Po ostatnim spacerze, była pewna, że legendy o cennych kamieniach, możliwych do znalezienia w strumieniu to tylko baśń dla naiwniaków. A jednak, gdy dostarczała jedno z zamówień w Dolinie, uznała, że warto przejść się kawałek dalej i sprawdzić to jeszcze raz. Tego typu zabobony były w pewnym sensie uzależniające - nawet jeśli pozornie się w nie nie wierzyło, to gdzieś w głębi serca pojawiała się potrzeba, by sprawdzić to choć raz jeszcze, by mieć stu procentową pewność, że to tylko bajka, a może... może jednak nie? Adela sama nie wiedziała czego spodziewać się po tym miejscu i czy jest sens dawać jeszcze jedną szansę. A jednak zrobiła to - zanurzyła dłonie w strumieniu, z trudem wytrzymując chłód wody. Jakież było jej zdziwienie, gdy pod palcami poczuła odłamki kamienia w kolorze krwistej czerwieni. Nie znała się na jubilerce, ale obstawiała, że to szmaragd. Raczej nie było co spodziewać się milionów, niemniej to znalezisko zdecydowanie mogło wesprzeć budżet młodej czarownicy.

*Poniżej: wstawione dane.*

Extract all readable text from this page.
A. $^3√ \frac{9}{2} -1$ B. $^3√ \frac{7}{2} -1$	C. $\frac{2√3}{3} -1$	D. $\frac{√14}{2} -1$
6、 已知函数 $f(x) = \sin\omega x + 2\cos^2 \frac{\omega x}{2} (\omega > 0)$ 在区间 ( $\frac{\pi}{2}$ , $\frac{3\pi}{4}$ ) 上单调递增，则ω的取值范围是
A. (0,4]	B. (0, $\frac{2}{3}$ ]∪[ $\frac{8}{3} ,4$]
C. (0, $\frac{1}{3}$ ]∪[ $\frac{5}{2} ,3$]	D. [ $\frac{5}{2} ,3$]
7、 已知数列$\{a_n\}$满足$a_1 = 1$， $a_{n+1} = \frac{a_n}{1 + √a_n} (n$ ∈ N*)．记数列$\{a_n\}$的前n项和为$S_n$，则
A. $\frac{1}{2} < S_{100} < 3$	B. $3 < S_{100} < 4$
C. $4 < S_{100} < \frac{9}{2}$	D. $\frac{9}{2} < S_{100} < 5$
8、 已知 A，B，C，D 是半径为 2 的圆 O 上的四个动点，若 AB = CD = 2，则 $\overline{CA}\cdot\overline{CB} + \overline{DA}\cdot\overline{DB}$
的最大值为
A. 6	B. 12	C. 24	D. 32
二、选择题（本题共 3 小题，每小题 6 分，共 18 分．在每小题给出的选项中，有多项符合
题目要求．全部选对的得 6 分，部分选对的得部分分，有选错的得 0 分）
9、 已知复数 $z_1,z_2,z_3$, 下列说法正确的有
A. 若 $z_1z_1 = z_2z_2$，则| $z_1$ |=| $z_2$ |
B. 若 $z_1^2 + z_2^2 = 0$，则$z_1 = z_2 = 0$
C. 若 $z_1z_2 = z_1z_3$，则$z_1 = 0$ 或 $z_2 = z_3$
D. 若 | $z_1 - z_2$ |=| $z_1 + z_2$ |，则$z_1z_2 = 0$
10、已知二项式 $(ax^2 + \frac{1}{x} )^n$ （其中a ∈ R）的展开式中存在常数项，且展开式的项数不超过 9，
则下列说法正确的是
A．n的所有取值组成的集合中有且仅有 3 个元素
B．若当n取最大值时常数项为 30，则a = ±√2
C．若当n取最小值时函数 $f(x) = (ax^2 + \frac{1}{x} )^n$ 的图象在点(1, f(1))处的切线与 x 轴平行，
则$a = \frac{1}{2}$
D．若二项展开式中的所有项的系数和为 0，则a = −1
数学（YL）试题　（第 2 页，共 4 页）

Rozglądam się za nowym mieszkaniem, pozbawionym duchów przeszłości i oddechu mojej małżonki. Jestem niemal przekonany do Londynu, bo lubię ten pęd i to miasto, ale rozważam też Dolinę ze względu na okoliczne tereny, święty spokój i możliwość ucieczki. Chociaż, czy święty spokój nie zostawi zbyt dużo przestrzeni na myślenie? W międzyczasie zahaczam o okoliczny lasek, przez moment odczuwając nawet satysfakcję z pogody. Zanurzam dłoń w okolicznym strumyku i ze zdziwieniem odkrywam okruch onyksu na mojej dłoni. Jestem w szoku. Muszę tu wrócić.